He dropped his bombs in the sea, then circled base to use up fuel and waited until daylight. Without instruments he then landed the aircraft safely if, as he said, a little bumpily”. It turned out that the altimeter and airspeed had been wired incorrectly.
Jack was fulsome in his praise of ground crew during the war, but the individual responsible for that particular error did receive “something of a rollicking”.
A month later, on September 29th, following a flight he was diverted from his base at St Eval due to fog. Short of fuel he had to belly land the Hudson in a field with raised undercarriage. All crew walked away, although the aircraft was a write-off.
Speaking many years later, Simpson believed that bad weather may have contributed to him surviving the war. On February 11th, 1942, the German battleship Scharnhorst and heavy cruiser Prinz Eugen, along with escorts and Luftwaffe cover, broke a British blockade to make a dash from Brest, France, to sail up the English Channel to Germany.
Simpson’s squadron of Hudson aircraft was on standby to attack the battle fleet. However, because of bad weather or failure to sight the target in time his squadron was stood down.
Learn to fly
Born May 23rd, 1920, in Enniskillen, Simpson attended Belfast Royal Academy and before that Belfast Model School.
As a teenager, watching aircraft from the RAF base at Aldergrove near Belfast fly overhead, Simpson decided to become a pilot. He wanted to join the RAF to learn to fly, but his mother resisted because of the risks.
However, Simpson showed his determined streak and persuaded her to allow him to join the RAF volunteer reserve, which he did in pre-war in 1939 at the age of 18.
In an interview in 2005 with the BBC second World War People’s War archive, he recalled that he was not politically aware, and that the coming war was not the motivation to join the RAF. “All I wanted to do was to fly aeroplanes.” At the outbreak of the war he was called up.
Simpson became a squadron leader, and on April 23rd, 1945, he was appointed a wing commander at the age of 24, one of the youngest appointments to this rank with 100 aircrew plus ground staff reporting to him.

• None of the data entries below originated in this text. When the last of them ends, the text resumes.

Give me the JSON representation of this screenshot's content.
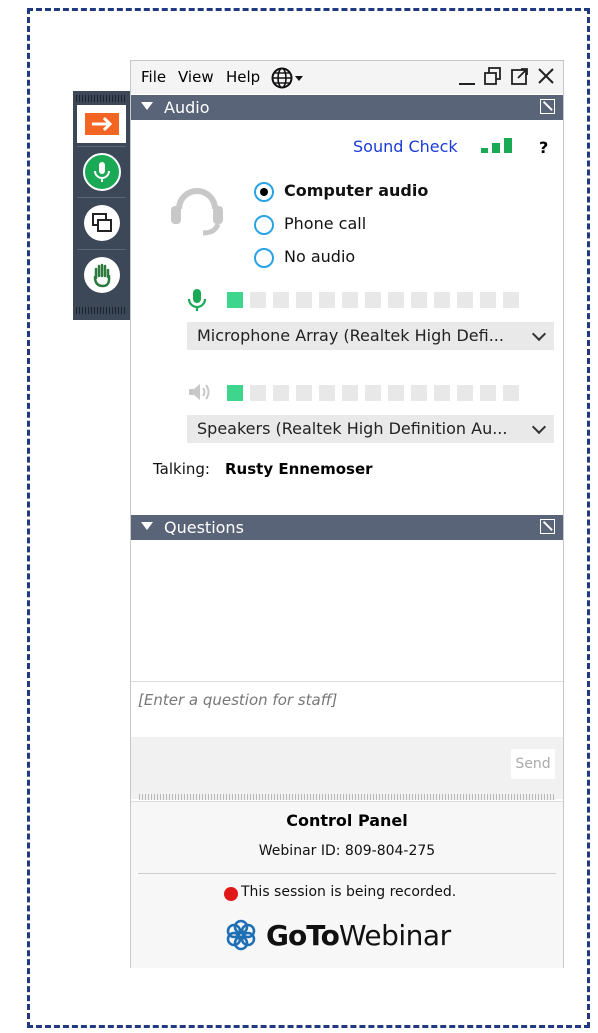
{
  "menu": {
    "file": "File",
    "view": "View",
    "help": "Help"
  },
  "sidebar": {
    "buttons": [
      {
        "name": "collapse-arrow",
        "icon": "arrow-right-icon"
      },
      {
        "name": "audio",
        "icon": "microphone-icon"
      },
      {
        "name": "screen",
        "icon": "screen-share-icon"
      },
      {
        "name": "raise-hand",
        "icon": "hand-icon"
      }
    ]
  },
  "audio": {
    "title": "Audio",
    "sound_check": "Sound Check",
    "help": "?",
    "options": [
      {
        "label": "Computer audio",
        "selected": true
      },
      {
        "label": "Phone call",
        "selected": false
      },
      {
        "label": "No audio",
        "selected": false
      }
    ],
    "microphone": {
      "level_filled": 1,
      "level_total": 13,
      "device": "Microphone Array (Realtek High Defi..."
    },
    "speakers": {
      "level_filled": 1,
      "level_total": 13,
      "device": "Speakers (Realtek High Definition Au..."
    },
    "talking_label": "Talking:",
    "talking_name": "Rusty Ennemoser"
  },
  "questions": {
    "title": "Questions",
    "placeholder": "[Enter a question for staff]",
    "send_label": "Send"
  },
  "footer": {
    "title": "Control Panel",
    "webinar_id": "Webinar ID: 809-804-275",
    "recording": "This session is being recorded.",
    "logo_goto": "GoTo",
    "logo_webinar": "Webinar"
  },
  "colors": {
    "accent": "#1a3bd6",
    "section_bar": "#5a6478",
    "mic_green": "#1aaa55",
    "meter_on": "#3dd68c",
    "record_red": "#e01818"
  }
}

After the war as he was too young he lost his substantive war rank of wing commander and was reassigned to rank of flight Lieutenant. Partly because of this he retired from the RAF in 1946, retaining the rank of wing commander in retirement.
Despite his war record he received no pension as he had not served sufficient years. However, he did receive a small disability pension.
He had married Phyllis (Nee Kerr) in 1942. Six months later he was posted to North Africa and did not see his wife for a number of years.
In Dublin after the war he worked initially for Avery Scales, before establishing an office equipment business and then an employment agency. He later become secretary general of the Irish Business Equipment Trade Association, where he worked into his 70s.
He served as chairman of the RAF Benevolent Association and chairman and vice-president of the RAF Association Republic of Ireland branch. During this time he introduced Battle of Britain ace Douglas Bader to then Irish president Eamon de Valera.
However, he was forced to close the RAF Association base in Earlsfort Terrace, Dublin, following threats to the building during the Troubles in the North.
He was awarded an OBE in the 2002 Christmas honours list for his charitable services to Irish and UK ex-service men.